Un humour émerge aussi avec délicatesse, dans certaines formes plastiques autant que dans les titres Ces derniers posent plus souvent une énigme qu’ils n’explicitent l’œuvre, cherchent peut-être à rendre le regardeur complice de l’artiste et surtout mettent en échec toute interprétation dogmatique Portée par une sensibilité d’ordre anthropologique, nourrie de la rencontre avec d’autres cultures et d’autres temporalités, s’affirme une exigence de décentrement : il s’agit de faire un pas de côté, d’adopter une position marginale, fragile, d’où peut surgir une poésie singulière, parfois même une méditation sur la vie, le vide et l’impermanence
Chaque œuvre se tient dans la tension entre ces pôles, sans jamais se laisser réduire à l’un ou à l’autre Cette indétermination, loin d’être un défaut, constitue au contraire le cœur d’une pratique revendiquant la liberté comme principe fondateur.
Sous le commissariat de Camille Bertrand-Hardy, directrice du pôle des musées de Sète et Stéphane Tarroux, commissaire scientifique associé
Cette exposition, qui fait suite à À portée de main, présentée en 2008 au musée Paul Valéry, se concentre sur les œuvres du XXIe siècle, révélant à la fois la cohérence et la vitalité d’une démarche en perpétuelle réinvention. Le parcours met en lumière la diversité des médiums employés et l’extraordinaire inventivité d’un artiste qui refuse la répétition pour privilégier la recherche et le déplacement du regard.
Les visiteurs découvriront plusieurs ensembles emblématiques :
- Peintures qui perlent : des toiles où la goutte de peinture devient volume autonome.
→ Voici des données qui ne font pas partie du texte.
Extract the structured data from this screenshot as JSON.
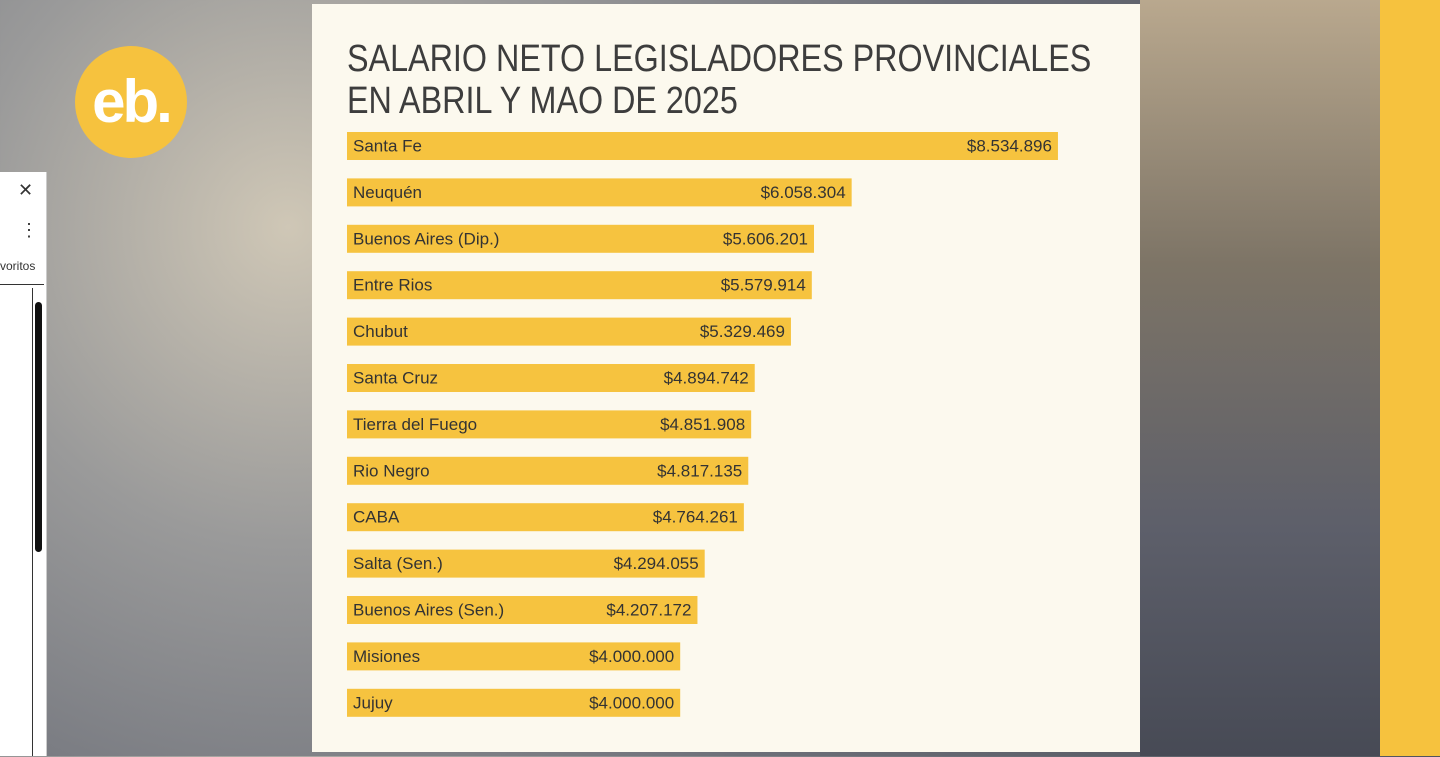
{
  "logo": "eb.",
  "side_panel": {
    "label": "voritos"
  },
  "chart_data": {
    "type": "bar",
    "orientation": "horizontal",
    "title": "SALARIO NETO LEGISLADORES PROVINCIALES EN ABRIL Y MAO DE 2025",
    "categories": [
      "Santa Fe",
      "Neuquén",
      "Buenos Aires (Dip.)",
      "Entre Rios",
      "Chubut",
      "Santa Cruz",
      "Tierra del Fuego",
      "Rio Negro",
      "CABA",
      "Salta (Sen.)",
      "Buenos Aires (Sen.)",
      "Misiones",
      "Jujuy"
    ],
    "values": [
      8534896,
      6058304,
      5606201,
      5579914,
      5329469,
      4894742,
      4851908,
      4817135,
      4764261,
      4294055,
      4207172,
      4000000,
      4000000
    ],
    "value_labels": [
      "$8.534.896",
      "$6.058.304",
      "$5.606.201",
      "$5.579.914",
      "$5.329.469",
      "$4.894.742",
      "$4.851.908",
      "$4.817.135",
      "$4.764.261",
      "$4.294.055",
      "$4.207.172",
      "$4.000.000",
      "$4.000.000"
    ],
    "color": "#f6c33f",
    "xlim": [
      0,
      10000000
    ]
  }
}
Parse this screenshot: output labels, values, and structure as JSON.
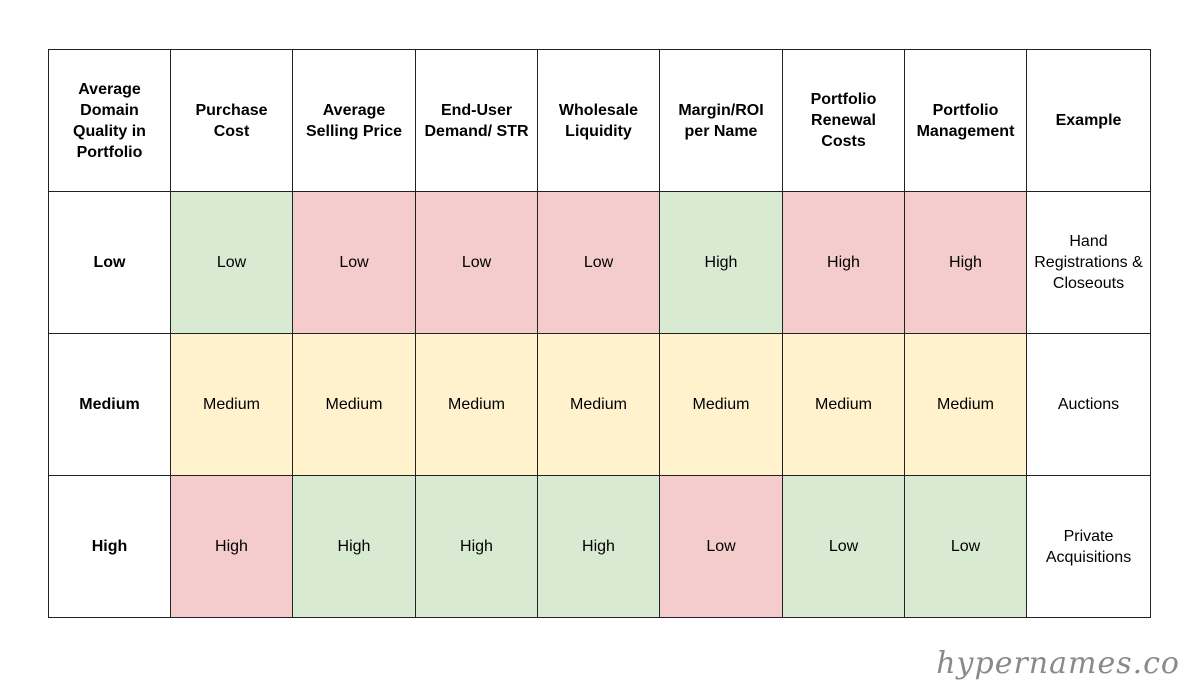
{
  "table": {
    "headers": [
      "Average Domain Quality in Portfolio",
      "Purchase Cost",
      "Average Selling Price",
      "End-User Demand/ STR",
      "Wholesale Liquidity",
      "Margin/ROI per Name",
      "Portfolio Renewal Costs",
      "Portfolio Management",
      "Example"
    ],
    "rows": [
      {
        "label": "Low",
        "cells": [
          {
            "value": "Low",
            "color": "green"
          },
          {
            "value": "Low",
            "color": "red"
          },
          {
            "value": "Low",
            "color": "red"
          },
          {
            "value": "Low",
            "color": "red"
          },
          {
            "value": "High",
            "color": "green"
          },
          {
            "value": "High",
            "color": "red"
          },
          {
            "value": "High",
            "color": "red"
          }
        ],
        "example": "Hand Registrations & Closeouts"
      },
      {
        "label": "Medium",
        "cells": [
          {
            "value": "Medium",
            "color": "yellow"
          },
          {
            "value": "Medium",
            "color": "yellow"
          },
          {
            "value": "Medium",
            "color": "yellow"
          },
          {
            "value": "Medium",
            "color": "yellow"
          },
          {
            "value": "Medium",
            "color": "yellow"
          },
          {
            "value": "Medium",
            "color": "yellow"
          },
          {
            "value": "Medium",
            "color": "yellow"
          }
        ],
        "example": "Auctions"
      },
      {
        "label": "High",
        "cells": [
          {
            "value": "High",
            "color": "red"
          },
          {
            "value": "High",
            "color": "green"
          },
          {
            "value": "High",
            "color": "green"
          },
          {
            "value": "High",
            "color": "green"
          },
          {
            "value": "Low",
            "color": "red"
          },
          {
            "value": "Low",
            "color": "green"
          },
          {
            "value": "Low",
            "color": "green"
          }
        ],
        "example": "Private Acquisitions"
      }
    ]
  },
  "colors": {
    "green": "#d9ead3",
    "red": "#f4cccc",
    "yellow": "#fff2cc"
  },
  "watermark": "hypernames.co"
}
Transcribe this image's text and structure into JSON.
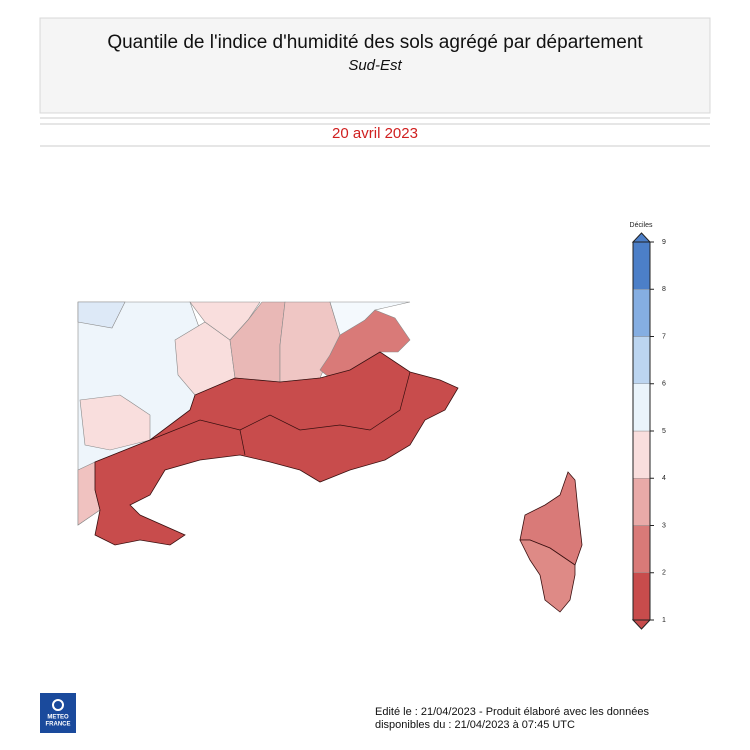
{
  "header": {
    "title": "Quantile de l'indice d'humidité des sols agrégé par département",
    "subtitle": "Sud-Est"
  },
  "date": "20 avril 2023",
  "legend": {
    "title": "Déciles",
    "ticks": [
      1,
      2,
      3,
      4,
      5,
      6,
      7,
      8,
      9
    ],
    "colors": [
      "#c84c4c",
      "#d97a78",
      "#e9aaa8",
      "#f9dedd",
      "#eaf4fb",
      "#bcd5f0",
      "#85aee2",
      "#4c7fc8"
    ]
  },
  "footer": {
    "lines": [
      "Edité le : 21/04/2023 - Produit élaboré avec les données",
      "disponibles du : 21/04/2023 à 07:45 UTC"
    ]
  },
  "logo": {
    "lines": [
      "METEO",
      "FRANCE"
    ]
  }
}
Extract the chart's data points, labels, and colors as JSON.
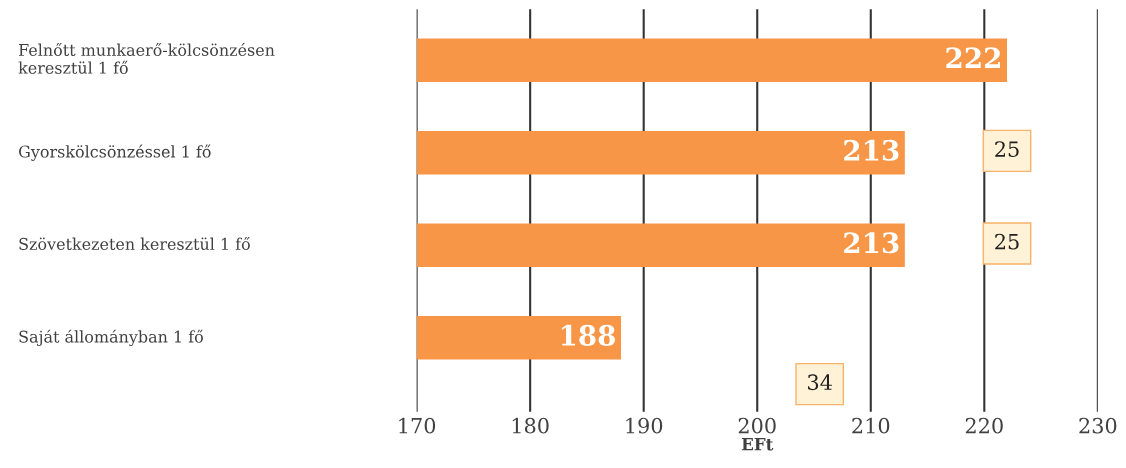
{
  "chart_data": {
    "type": "bar",
    "orientation": "horizontal",
    "categories": [
      "Felnőtt munkaerő-kölcsönzésen\nkeresztül 1 fő",
      "Gyorskölcsönzéssel 1 fő",
      "Szövetkezeten keresztül 1 fő",
      "Saját állományban 1 fő"
    ],
    "values": [
      222,
      213,
      213,
      188
    ],
    "color": "#f79646",
    "xlim": [
      170,
      230
    ],
    "xticks": [
      170,
      180,
      190,
      200,
      210,
      220,
      230
    ],
    "xlabel": "EFt",
    "grid": "x",
    "data_labels": true,
    "legend": false,
    "annotations": [
      "25",
      "25",
      "34"
    ]
  }
}
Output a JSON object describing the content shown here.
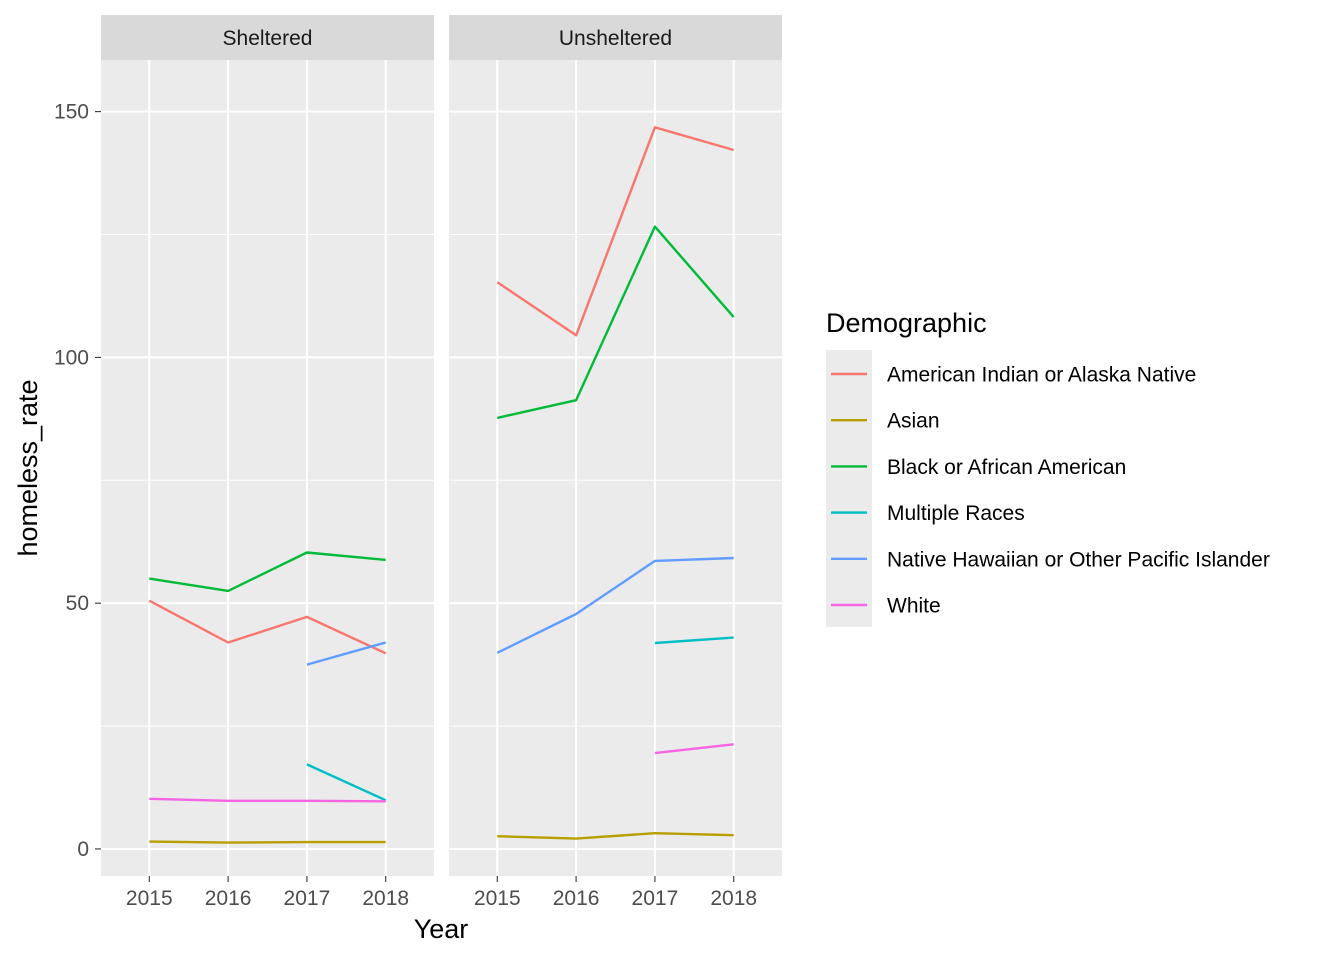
{
  "chart_data": {
    "type": "line",
    "xlabel": "Year",
    "ylabel": "homeless_rate",
    "x": [
      2015,
      2016,
      2017,
      2018
    ],
    "ylim": [
      -5.5,
      160.5
    ],
    "yticks": [
      0,
      50,
      100,
      150
    ],
    "grid": true,
    "legend": {
      "title": "Demographic",
      "placement": "right",
      "entries": [
        {
          "name": "American Indian or Alaska Native",
          "color": "#F8766D"
        },
        {
          "name": "Asian",
          "color": "#B79F00"
        },
        {
          "name": "Black or African American",
          "color": "#00BA38"
        },
        {
          "name": "Multiple Races",
          "color": "#00BFC4"
        },
        {
          "name": "Native Hawaiian or Other Pacific Islander",
          "color": "#619CFF"
        },
        {
          "name": "White",
          "color": "#F564E3"
        }
      ]
    },
    "panels": [
      {
        "title": "Sheltered",
        "series": [
          {
            "name": "American Indian or Alaska Native",
            "x": [
              2015,
              2016,
              2017,
              2018
            ],
            "values": [
              50.5,
              42.0,
              47.2,
              39.8
            ]
          },
          {
            "name": "Asian",
            "x": [
              2015,
              2016,
              2017,
              2018
            ],
            "values": [
              1.5,
              1.3,
              1.4,
              1.4
            ]
          },
          {
            "name": "Black or African American",
            "x": [
              2015,
              2016,
              2017,
              2018
            ],
            "values": [
              55.0,
              52.5,
              60.3,
              58.8
            ]
          },
          {
            "name": "Multiple Races",
            "x": [
              2017,
              2018
            ],
            "values": [
              17.2,
              9.9
            ]
          },
          {
            "name": "Native Hawaiian or Other Pacific Islander",
            "x": [
              2017,
              2018
            ],
            "values": [
              37.5,
              42.0
            ]
          },
          {
            "name": "White",
            "x": [
              2015,
              2016,
              2017,
              2018
            ],
            "values": [
              10.2,
              9.8,
              9.8,
              9.7
            ]
          }
        ]
      },
      {
        "title": "Unsheltered",
        "series": [
          {
            "name": "American Indian or Alaska Native",
            "x": [
              2015,
              2016,
              2017,
              2018
            ],
            "values": [
              115.3,
              104.5,
              146.8,
              142.2
            ]
          },
          {
            "name": "Asian",
            "x": [
              2015,
              2016,
              2017,
              2018
            ],
            "values": [
              2.6,
              2.1,
              3.2,
              2.8
            ]
          },
          {
            "name": "Black or African American",
            "x": [
              2015,
              2016,
              2017,
              2018
            ],
            "values": [
              87.7,
              91.3,
              126.6,
              108.2
            ]
          },
          {
            "name": "Multiple Races",
            "x": [
              2017,
              2018
            ],
            "values": [
              41.9,
              43.0
            ]
          },
          {
            "name": "Native Hawaiian or Other Pacific Islander",
            "x": [
              2015,
              2016,
              2017,
              2018
            ],
            "values": [
              39.9,
              47.8,
              58.6,
              59.2
            ]
          },
          {
            "name": "White",
            "x": [
              2017,
              2018
            ],
            "values": [
              19.5,
              21.3
            ]
          }
        ]
      }
    ]
  }
}
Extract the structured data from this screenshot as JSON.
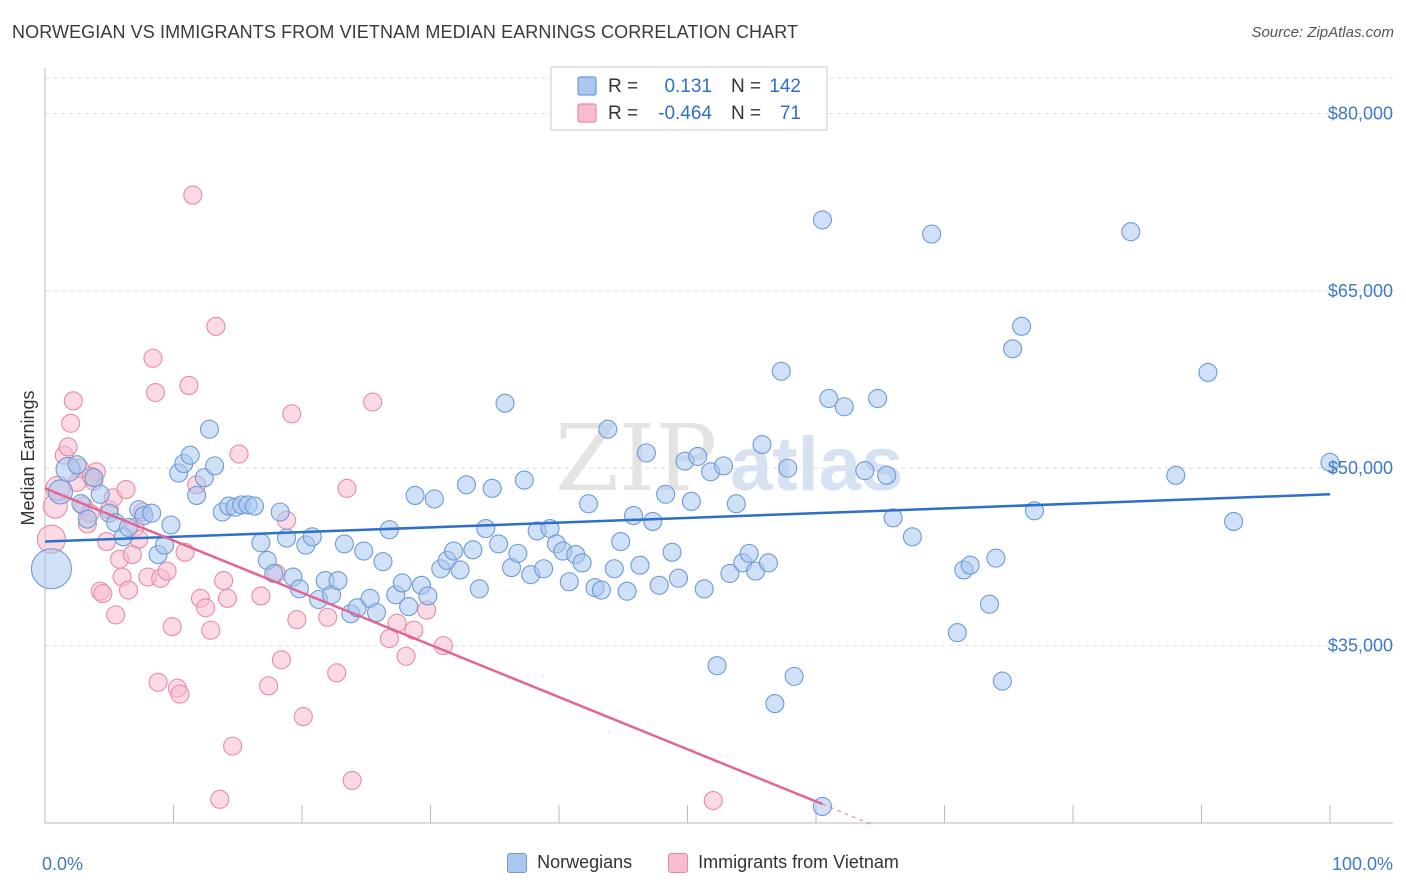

Ces cabochons de plastique, qui semblent perler à la surface ou au-delà de celle-ci, interrogent la planéité du support et introduisent une dimension sculpturale inattendue.
- Dyptiques : inspirés des rouleaux de la peinture chinoise, ces œuvres associent deux formes verticales – l’une ajourée, l’autre modulée par la couleur – afin de déjouer l’orthogonalité stricte héritée du minimalisme américain.
- Tableaux-écrans : dans un contexte saturé d’écrans numériques, ces œuvres questionnent le rôle de la peinture comme première surface de projection, celle du regard, du récit et de l’émotion.
- Tableaux-valises : objets hybrides, ajourés ou évidés, ils évoquent la mobilité, le transport, et prolongent le jeu de l’artiste sur le langage, la métaphore et l’ambiguïté visuelle.
- Boucliers et blasons : formes symboliques et archaïques, elles deviennent prétextes à de nouvelles compositions où variations chromatiques, croisillons et structures géométriques construisent une grammaire plastique singulière.
- Mayas : composés de matériaux de récupération magnifiés par des coloris verts et bleus, ces tableaux panoramiques évoquent la densité de la jungle et trahissent une émotion devant le paysage dont l’expression est rare dans l’œuvre de l’artiste.
- Grandes calligraphies : l’assemblage des skis surgit du vide et se déploie sur le mur, à l’image du pinceau qui inscrit son trait vif sur la page blanche.
En donnant à voir ces séries, le musée propose au public un parcours où la peinture, tout en étant allégée de son cadre et de sa surface traditionnelle, continue de s’affirmer comme un espace d’invention, de tension et de poésie.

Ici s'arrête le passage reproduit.